A symlink is just a file like any other. There is no problem with it. Why does btsync exclude them?

And I thought my workaround was so clever :-(

If you use the script that I uploaded, you'll find it's no harder to use than

ln -s

and it contains a lot of error checking, so you won't do the wrong thing by mistake.

 

I would be wary of using symlinks "the other way around" myself, though I'm not sure what you mean by that.

 

In one sense, a symlink is just a file like any other, but in another way it is not. it becomes meaningless if you copy it to a different filesystem, unless you include the systemname in the destination. I think there are good reasons why the BTSync developers haven't just flicked a switch and included them.

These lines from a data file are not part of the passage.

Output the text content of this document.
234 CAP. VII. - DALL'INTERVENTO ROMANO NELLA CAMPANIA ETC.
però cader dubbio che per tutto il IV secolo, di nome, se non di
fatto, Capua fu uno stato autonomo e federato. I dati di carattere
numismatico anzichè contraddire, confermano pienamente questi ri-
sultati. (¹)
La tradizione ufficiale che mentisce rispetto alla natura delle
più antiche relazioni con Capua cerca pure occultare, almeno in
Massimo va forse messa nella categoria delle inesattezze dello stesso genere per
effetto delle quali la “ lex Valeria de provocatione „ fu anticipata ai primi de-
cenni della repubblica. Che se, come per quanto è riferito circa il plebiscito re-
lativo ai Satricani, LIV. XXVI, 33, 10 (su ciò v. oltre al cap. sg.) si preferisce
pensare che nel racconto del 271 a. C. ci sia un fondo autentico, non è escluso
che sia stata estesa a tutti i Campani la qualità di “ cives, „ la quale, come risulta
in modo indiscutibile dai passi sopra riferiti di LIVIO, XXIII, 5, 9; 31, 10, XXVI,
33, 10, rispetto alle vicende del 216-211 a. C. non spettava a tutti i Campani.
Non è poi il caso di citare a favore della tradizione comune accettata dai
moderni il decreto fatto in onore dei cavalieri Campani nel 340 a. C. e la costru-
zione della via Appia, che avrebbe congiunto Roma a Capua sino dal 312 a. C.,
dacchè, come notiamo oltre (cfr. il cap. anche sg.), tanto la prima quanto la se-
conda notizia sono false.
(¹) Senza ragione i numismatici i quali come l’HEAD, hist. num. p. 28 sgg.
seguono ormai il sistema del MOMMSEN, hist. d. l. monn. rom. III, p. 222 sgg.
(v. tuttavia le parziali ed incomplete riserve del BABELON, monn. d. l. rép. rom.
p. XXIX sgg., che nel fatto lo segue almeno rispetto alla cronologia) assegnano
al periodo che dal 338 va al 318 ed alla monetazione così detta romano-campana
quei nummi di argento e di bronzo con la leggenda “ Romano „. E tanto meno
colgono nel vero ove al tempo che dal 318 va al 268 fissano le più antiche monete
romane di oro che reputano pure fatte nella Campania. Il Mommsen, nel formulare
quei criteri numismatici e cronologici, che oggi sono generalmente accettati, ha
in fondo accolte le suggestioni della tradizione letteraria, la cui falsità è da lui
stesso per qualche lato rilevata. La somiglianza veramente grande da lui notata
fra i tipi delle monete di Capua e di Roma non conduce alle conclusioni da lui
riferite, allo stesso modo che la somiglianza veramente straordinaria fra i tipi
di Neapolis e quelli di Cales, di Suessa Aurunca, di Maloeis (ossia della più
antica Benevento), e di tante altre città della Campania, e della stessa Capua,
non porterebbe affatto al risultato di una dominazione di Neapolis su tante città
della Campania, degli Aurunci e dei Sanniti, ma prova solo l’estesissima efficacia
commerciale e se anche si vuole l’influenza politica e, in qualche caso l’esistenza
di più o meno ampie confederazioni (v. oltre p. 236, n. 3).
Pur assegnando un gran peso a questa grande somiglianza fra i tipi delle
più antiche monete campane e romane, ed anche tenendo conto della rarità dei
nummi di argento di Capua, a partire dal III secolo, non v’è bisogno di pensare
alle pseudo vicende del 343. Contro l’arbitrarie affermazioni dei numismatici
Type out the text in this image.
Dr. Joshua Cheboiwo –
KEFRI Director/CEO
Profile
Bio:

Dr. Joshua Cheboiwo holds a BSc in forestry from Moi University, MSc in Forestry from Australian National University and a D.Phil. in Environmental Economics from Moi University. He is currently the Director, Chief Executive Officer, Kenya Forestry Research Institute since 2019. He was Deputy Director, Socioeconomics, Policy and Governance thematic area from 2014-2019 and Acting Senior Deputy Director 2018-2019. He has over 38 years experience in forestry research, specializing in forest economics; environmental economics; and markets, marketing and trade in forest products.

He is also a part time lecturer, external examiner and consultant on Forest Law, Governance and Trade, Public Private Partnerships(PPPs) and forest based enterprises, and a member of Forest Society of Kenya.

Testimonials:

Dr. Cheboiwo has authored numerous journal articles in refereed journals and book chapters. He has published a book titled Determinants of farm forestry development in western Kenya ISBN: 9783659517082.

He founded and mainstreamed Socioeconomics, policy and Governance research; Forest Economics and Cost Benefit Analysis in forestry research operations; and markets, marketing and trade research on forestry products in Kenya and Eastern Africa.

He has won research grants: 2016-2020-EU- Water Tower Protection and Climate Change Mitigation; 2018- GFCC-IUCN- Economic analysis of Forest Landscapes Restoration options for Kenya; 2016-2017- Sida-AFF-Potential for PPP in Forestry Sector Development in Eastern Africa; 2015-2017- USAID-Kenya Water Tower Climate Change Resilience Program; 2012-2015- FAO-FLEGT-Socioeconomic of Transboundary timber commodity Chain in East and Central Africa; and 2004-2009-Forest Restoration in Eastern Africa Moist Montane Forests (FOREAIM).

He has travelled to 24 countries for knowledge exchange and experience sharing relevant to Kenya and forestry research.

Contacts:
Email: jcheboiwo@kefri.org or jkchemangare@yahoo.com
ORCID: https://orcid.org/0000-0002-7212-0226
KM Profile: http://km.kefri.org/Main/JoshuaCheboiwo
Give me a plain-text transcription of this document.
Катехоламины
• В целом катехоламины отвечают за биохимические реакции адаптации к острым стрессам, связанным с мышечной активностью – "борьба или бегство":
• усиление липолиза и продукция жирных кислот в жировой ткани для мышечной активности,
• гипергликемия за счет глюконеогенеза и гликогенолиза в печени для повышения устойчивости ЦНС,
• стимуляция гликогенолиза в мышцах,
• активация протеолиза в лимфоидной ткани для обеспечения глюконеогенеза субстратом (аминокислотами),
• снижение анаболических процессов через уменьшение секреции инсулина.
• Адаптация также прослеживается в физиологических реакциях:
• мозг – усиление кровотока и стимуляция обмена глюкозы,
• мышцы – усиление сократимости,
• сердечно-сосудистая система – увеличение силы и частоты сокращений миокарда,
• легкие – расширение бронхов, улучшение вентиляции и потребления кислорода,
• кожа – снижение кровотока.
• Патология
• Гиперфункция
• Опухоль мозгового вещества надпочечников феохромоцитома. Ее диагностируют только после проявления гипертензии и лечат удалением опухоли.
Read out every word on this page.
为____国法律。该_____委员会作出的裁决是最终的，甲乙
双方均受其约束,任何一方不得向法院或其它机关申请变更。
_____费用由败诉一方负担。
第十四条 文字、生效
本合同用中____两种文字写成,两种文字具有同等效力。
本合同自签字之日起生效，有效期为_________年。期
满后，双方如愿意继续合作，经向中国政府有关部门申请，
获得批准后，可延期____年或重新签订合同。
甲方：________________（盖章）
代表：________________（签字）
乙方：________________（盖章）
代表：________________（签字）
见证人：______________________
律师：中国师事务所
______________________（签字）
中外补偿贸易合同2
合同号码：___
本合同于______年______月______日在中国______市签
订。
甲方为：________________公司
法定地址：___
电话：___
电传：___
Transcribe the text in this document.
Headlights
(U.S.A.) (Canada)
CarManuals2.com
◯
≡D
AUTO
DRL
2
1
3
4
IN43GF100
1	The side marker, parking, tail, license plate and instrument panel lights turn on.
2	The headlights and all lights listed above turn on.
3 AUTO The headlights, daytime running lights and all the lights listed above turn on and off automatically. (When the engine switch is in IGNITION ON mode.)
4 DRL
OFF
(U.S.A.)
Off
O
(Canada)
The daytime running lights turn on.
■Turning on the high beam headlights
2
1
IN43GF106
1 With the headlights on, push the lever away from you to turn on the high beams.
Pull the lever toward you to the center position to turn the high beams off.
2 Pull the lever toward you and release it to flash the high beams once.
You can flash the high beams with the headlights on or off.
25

They probably said, "We need to think a lot about the implications", and they have other problems to deal with at the moment.

 

Since we depend on those developers to do the work, and the number of Linux installs is probably tiny in comparison to the Windows installs, and they don't make any money from this product anyway, I'm happy to have a workaround that works.

 

By the way, I had mentioned in earlier postings that the only secrets I want to share in this project are read-only, but I didn't mention that again in my most recent posting.